- Original language: Russian
- Written by: Maxim Gorky
- Subject: The decline and fall of the Russian middle-class family
- Genre: Realistic drama
- Setting: The house of Kolomiytsev, the head of the town's police department

= The Last Ones =

The Last Ones (Последние) is a 1908 four-act drama by Maxim Gorky.

The play which the author started working on in 1907, was originally called Father (Отец), and was later translated into English as Our Father. It was first published by the Znaniye compilation (book 22) in Saint Petersburg and came out simultaneously as a separate edition in Berlin via the Ivan Ladyzhnikov Publishers.

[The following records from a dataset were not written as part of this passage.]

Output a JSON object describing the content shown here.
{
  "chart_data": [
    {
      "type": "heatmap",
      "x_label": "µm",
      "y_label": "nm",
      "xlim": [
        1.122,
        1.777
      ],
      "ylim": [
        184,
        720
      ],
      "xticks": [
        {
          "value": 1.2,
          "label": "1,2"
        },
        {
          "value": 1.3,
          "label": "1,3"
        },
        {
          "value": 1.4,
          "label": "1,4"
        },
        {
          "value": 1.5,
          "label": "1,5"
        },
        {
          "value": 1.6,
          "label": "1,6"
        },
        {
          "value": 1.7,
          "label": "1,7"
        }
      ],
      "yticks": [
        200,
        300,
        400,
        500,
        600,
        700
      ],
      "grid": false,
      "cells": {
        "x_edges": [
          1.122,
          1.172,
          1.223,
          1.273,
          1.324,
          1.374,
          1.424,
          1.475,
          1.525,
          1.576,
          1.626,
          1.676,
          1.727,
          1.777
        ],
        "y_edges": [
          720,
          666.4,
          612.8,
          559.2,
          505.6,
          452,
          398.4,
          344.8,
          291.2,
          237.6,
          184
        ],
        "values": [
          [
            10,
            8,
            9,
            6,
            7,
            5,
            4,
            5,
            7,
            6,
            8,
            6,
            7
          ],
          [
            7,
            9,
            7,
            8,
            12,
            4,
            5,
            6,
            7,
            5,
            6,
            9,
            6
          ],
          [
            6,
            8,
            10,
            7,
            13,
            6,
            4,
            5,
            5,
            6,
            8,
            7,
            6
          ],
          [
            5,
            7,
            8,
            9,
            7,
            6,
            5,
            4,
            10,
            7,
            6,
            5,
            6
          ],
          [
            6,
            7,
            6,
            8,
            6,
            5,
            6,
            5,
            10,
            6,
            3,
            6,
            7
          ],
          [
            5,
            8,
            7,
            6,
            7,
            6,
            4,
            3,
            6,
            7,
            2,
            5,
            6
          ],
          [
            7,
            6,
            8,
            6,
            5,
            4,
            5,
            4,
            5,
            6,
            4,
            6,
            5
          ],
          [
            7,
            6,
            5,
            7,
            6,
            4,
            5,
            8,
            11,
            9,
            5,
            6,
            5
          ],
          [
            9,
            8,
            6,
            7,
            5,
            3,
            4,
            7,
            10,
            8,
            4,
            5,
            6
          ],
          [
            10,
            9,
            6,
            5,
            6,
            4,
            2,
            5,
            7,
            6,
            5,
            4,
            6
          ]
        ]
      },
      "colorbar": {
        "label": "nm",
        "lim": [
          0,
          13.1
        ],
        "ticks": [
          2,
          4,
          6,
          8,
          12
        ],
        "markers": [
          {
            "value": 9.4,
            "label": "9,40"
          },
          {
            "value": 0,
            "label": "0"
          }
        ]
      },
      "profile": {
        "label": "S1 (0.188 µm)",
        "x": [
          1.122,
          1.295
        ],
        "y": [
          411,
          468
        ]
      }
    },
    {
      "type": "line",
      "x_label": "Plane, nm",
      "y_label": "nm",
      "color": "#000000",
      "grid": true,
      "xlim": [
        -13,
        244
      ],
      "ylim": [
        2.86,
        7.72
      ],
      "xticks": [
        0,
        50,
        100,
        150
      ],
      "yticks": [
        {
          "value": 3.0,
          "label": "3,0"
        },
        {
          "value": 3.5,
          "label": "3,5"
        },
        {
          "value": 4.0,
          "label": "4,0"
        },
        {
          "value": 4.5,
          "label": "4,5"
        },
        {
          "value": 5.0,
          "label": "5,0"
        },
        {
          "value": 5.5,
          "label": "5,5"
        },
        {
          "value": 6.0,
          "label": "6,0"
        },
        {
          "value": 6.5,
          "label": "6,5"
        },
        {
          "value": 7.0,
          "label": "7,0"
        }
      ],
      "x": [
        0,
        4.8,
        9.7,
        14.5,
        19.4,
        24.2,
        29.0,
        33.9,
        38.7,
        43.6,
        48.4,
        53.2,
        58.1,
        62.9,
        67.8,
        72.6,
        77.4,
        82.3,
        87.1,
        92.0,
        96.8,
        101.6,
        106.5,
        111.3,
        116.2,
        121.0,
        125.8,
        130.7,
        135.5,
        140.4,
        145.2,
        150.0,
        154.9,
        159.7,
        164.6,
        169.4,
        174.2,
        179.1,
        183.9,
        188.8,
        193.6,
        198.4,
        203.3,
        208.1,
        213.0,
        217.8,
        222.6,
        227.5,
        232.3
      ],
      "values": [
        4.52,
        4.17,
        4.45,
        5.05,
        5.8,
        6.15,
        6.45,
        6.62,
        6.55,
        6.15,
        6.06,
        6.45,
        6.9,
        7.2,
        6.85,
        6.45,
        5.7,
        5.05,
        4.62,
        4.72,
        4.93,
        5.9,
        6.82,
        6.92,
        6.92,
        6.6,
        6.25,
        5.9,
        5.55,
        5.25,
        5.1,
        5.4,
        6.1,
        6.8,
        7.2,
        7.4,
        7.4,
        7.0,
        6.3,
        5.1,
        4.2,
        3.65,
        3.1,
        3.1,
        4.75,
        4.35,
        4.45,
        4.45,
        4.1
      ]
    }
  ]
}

In a September 1907 letter to Ladyzhnikov Gorky enquired whether in the latter's opinion the play could be staged in Berlin, for in Russia it had no chance of passing the test of censorship. In as soon as October, though, he informed the publisher: "Failure with the “Father” does not upset me, for I know myself, the attempt is unimportant. Leave this thing under a bushel, I hardly ever come back to it". Still, Gorky resumed working upon the play in November and completed it in spring 1908, giving it the new title. He sent it to Konstantin Pyatnitsky, the Znaniye editor, in April. The play was banned from being produced by the Imperial theatres by the Imperial Press Department on 10 June 1908. In 1923 it was included into the Complete Works by Maxim Gorky for the first time and since then started to be produced by the Soviet theatres.

In 1972 the Moscow Art Theatre production of the play was adapted for television by Oleg Efremov, Leonid Pchyolkin and Vladimir Salyuk.